Die Impulse, die einzelne Theologen im 19. Jahrhundert zur Neuentdeckung der Charismenlehre gaben, wurden in der Theologie nach dem zweiten Weltkrieg aufgenommen, so dass es zu einer Wiedergewinnung ihrer theologischen Relevanz kam. In der Diskussion um die kirchliche Reorganisation nach dem Zusammenbruch und vielfachen Scheitern der evangelischen Kirchen unter der nationalsozialistischen Diktatur wurde der Ruf nach theologischen Klärungen laut, die den bisherigen Horizont der konfessionellen Ekklesiologie überblicken und die neuen Erfahrungen reflektieren, die die Gemeinden der Bekennende Kirche gemacht hatten:[262] Als ihnen durch Inhaftierung oder Einberufung die Mehrheit ihrer Pfarrer genommen worden waren, kamen bisher verborgene Charismen zum Vorschein.[263] «Mündige Gemeinde» wurde Wirklichkeit.[264] Edmund Schlink beschreibt diese Erfahrungen in seinem Rechenschaftsbericht über den «Ertrag des Kirchenkampfes» (1947).

«In dieser Situation sind manche Gemeinden zugrunde gegangen. Aber in zahlreichen Gemeinden brachen Dienstleistungen hervor, die in ähnlicher Art zwar schon immer Römer 12 und 1.Kor. 12 bezeugt waren, die man aber bisher nur für die Besonderheit jener urchristlichen Gemeinden gehalten hatte. Es wurden Gaben sichtbar, die zum Teil schon vorher in der Gemeinde dagewesen sein mögen, ohne daß sie unter einem Pfarrer, der alles selbst tun zu müssen glaubt, zur Auswirkung hätten gelangen können; teils wurden diese Gaben in der Notlage der Gemeinden erst von Gott geschenkt. So mancher Kirchenvorsteher begann seinen Auftrag neu zu verstehen als Dienst des Wächters. So mancher, der immer nur Hörer des Wortes gewesen war, trat nun vor die Gemeinde, um mit dem gelesenen Wort, zum Teil aber auch mit eigener Schriftauslegung der gottesdienstlichen Versammlung zu dienen. So mancher, der nie daran gedacht hätte, solches zu tun, begleitete Trauernde zum Grabe […] Neben die schon bestehenden diakonischen Ämter traten nun Lektoren, Katecheten, sowie Männer und Frauen, die Gemeindebezirke als Armenpfleger oder auch als Seelsorger übernahmen, Jugendhelfer, die die Kinder sammelten, sowie sonstige Dienstleistungen in größter Mannigfaltigkeit. In beglückender Weise wurde vielerorts Wirklichkeit, daß jede Gabe der Gesamtheit dient und daß alle Geistesgaben sich gegenseitig ergänzen.»[265]

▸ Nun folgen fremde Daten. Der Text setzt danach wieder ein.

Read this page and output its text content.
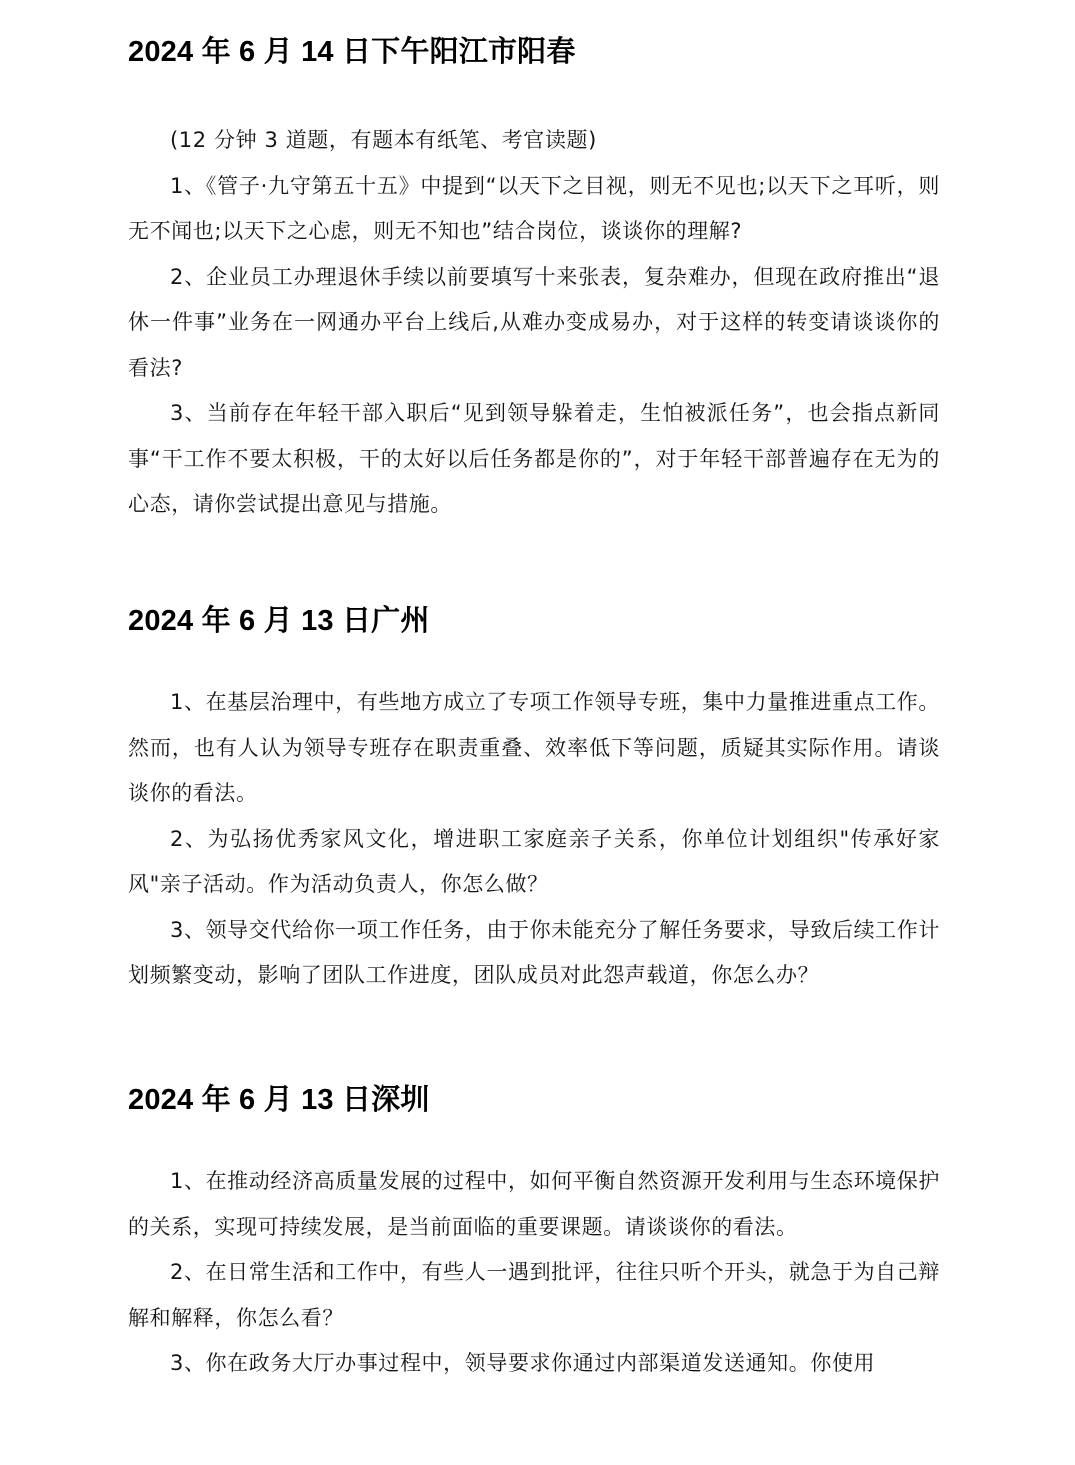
2024 年 6 月 14 日下午阳江市阳春

(12 分钟 3 道题，有题本有纸笔、考官读题)

1、《管子·九守第五十五》中提到“以天下之目视，则无不见也;以天下之耳听，则无不闻也;以天下之心虑，则无不知也”结合岗位，谈谈你的理解?

2、企业员工办理退休手续以前要填写十来张表，复杂难办，但现在政府推出“退休一件事”业务在一网通办平台上线后,从难办变成易办，对于这样的转变请谈谈你的看法?

3、当前存在年轻干部入职后“见到领导躲着走，生怕被派任务”，也会指点新同事“干工作不要太积极，干的太好以后任务都是你的”，对于年轻干部普遍存在无为的心态，请你尝试提出意见与措施。

2024 年 6 月 13 日广州

1、在基层治理中，有些地方成立了专项工作领导专班，集中力量推进重点工作。然而，也有人认为领导专班存在职责重叠、效率低下等问题，质疑其实际作用。请谈谈你的看法。

2、为弘扬优秀家风文化，增进职工家庭亲子关系，你单位计划组织"传承好家风"亲子活动。作为活动负责人，你怎么做？

3、领导交代给你一项工作任务，由于你未能充分了解任务要求，导致后续工作计划频繁变动，影响了团队工作进度，团队成员对此怨声载道，你怎么办？

2024 年 6 月 13 日深圳

1、在推动经济高质量发展的过程中，如何平衡自然资源开发利用与生态环境保护的关系，实现可持续发展，是当前面临的重要课题。请谈谈你的看法。

2、在日常生活和工作中，有些人一遇到批评，往往只听个开头，就急于为自己辩解和解释，你怎么看？

3、你在政务大厅办事过程中，领导要求你通过内部渠道发送通知。你使用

Die charismatischen Erfahrungen des Kirchenkampfes versteht Edmund Schlink als «Geschenk der Erneuerung», sie bedürfen seiner Einschätzung nach aber dringend einer theologischen Klärung.[266] Diese Aufgabe wurde zunächst von der neutestamentlichen Exegese in Angriff genommen. Die kurz nach dem zweiten Weltkrieg entstandenen Untersuchungen verbinden die historische Rekonstruktion der paulinischen Charismenlehre stets mit einem aktuellen praktischen Interesse. Sie fragen nach dem kritisch-konstruktiven Beitrag der Charismenlehre zur (Neu-)Gestaltung der evangelischen Kirche und ihrer Gemeinden. Beachtet und rezipiert wurden neben Eduard Schweizers Arbeiten vor allem Ernst Käsemanns Vortrag aus dem Jahre 1949 über «Amt und Gemeinde im Neuen Testament» und die Bibelarbeit von Georg Eichholz über die «charismatische Gemeinde» von 1960.[267]